Saturday, October 13, 2012

The Ortanique Dilemma



“Don’t touch that! It’s dirty!” yelled the mother at her six year old daughter.

Wegmans, grocery ultra-market, was pulsating. Humans were grabbing ritual items in a methodical manner. Eyes darted around and made Jeremy extremely paranoid. Jeremy was extremely high on marijuana and this did not help matters. Jeremy had a vague plan of “getting something to eat” at the Wegmans.

Jeremy entered the produce section and began to look busy among busy humans so as not to stand out. Jeremy wasn’t planning on getting produce but panicked and became overwhelmed by products and people. He found himself looking at oranges and contemplating the different varietals in his head: Valencia. Clementine. Minneola. Tangerines. Ortanique. Navel. Wait a second… Ortanique? Jeremy was taken aback by the Ortanique citrus varietal. He read the description very quietly to himself:

“Ortanique… A blend of an orange, tangerine, and unique fruit. Huh?”

Jeremy reached for an Ortanique and began examining it. During the examination an elderly woman with a mini shopping cart plowed through the aisle he was in and the mini-cart brushed up against his back. Before he could adequately respond, however, the woman continued on without apologizing for her aggressive shop-cartery.

Jeremy returned to his analysis of the Ortanique. Jeremy hated seeds and hoped the Ortanique didn’t have any. He didn’t know if the Ortanique was going to be another botched orange varietal purchase.

A woman of childbearing age, possibly a current mother of young, began examining oranges in close proximity to Jeremy. She shot a quick glance at Jeremy and this made him uncomfortable. She probably wants me to vacate, Jeremy thought.

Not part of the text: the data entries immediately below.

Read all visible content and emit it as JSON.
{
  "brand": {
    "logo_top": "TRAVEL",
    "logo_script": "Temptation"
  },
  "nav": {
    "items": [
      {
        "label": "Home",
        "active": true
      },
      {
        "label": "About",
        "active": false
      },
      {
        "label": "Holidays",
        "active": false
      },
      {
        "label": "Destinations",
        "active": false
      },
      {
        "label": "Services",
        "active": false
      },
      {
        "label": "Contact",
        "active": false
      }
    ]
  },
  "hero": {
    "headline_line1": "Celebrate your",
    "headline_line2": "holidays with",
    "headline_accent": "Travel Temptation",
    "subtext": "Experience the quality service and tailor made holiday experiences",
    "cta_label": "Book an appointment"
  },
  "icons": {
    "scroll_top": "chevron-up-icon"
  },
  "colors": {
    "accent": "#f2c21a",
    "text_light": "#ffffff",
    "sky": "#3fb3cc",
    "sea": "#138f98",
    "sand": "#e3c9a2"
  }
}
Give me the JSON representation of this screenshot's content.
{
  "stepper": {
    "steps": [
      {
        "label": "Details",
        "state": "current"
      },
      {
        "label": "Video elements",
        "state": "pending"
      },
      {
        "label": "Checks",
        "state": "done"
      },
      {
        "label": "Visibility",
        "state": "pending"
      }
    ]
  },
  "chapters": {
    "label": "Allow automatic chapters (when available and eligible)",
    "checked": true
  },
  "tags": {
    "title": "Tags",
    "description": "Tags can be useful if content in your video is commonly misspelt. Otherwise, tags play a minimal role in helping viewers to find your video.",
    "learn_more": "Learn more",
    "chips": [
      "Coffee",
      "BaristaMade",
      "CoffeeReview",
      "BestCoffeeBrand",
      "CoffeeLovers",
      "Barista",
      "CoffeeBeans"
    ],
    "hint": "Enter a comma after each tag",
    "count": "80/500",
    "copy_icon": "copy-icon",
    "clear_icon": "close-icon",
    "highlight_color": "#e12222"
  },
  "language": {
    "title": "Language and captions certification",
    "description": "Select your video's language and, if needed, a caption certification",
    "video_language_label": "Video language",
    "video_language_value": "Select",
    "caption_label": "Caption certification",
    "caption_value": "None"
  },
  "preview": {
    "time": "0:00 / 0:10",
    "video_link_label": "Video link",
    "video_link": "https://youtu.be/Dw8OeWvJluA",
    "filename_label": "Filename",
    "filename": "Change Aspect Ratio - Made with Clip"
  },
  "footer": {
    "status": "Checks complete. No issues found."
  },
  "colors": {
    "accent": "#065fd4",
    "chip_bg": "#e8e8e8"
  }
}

Jeremy departed with a single Ortanique and the woman moved into where he was standing. Jeremy was correct in his assumption that she did, in fact, want him to vacate the Ortanique region of the orange section. The orange section was all hers now.

Jeremy took the Ortanique to the “7 items or less” line. The man in front of him had dozens of items (NOT seven or less) including untagged produce that the cashier would have to determine the PLU# and weigh the item (a task for the consumer to carry out in the produce section NOT the busy cashier). The man was dressed in a suit and frequently checked his phone. He seemed irritable even though he was in the wrong.

Jeremy waited with his Ortanique and didn’t want to look at the man. Jeremy was forced to view the magazines which flanked him on both sides instead. The magazine covers were mostly women staring at him. Some held food dishes. Some held their breasts. All of them had their eyes locked in on Jeremy. Jeremy got a little angry with these magazine women. Then he got paranoid because he was angry at the magazine women. Lastly, he chuckled thinking about the magazine-women situation in general.

At last he was at the register getting “checked out.” The young female cashier was full of energy:

“Did you find everything ok?”
“Yeah…”

Jeremy wanted to say something more and felt awkward with the increasing silence. He didn’t like the idea of this cashier working for him. It didn’t seem right. The transaction was completed regardless and Jeremy found himself back in his automobile, alone with the Ortanique.

He peeled open the Ortanique and broke off a slice. To Jeremy’s dismay the Ortanique had seeds. In addition to the seeds, this particular Ortanique didn’t taste very good. It was only mildly sweet and was somewhat dry. Jeremy threw the Ortanique remains out of his window and sighed.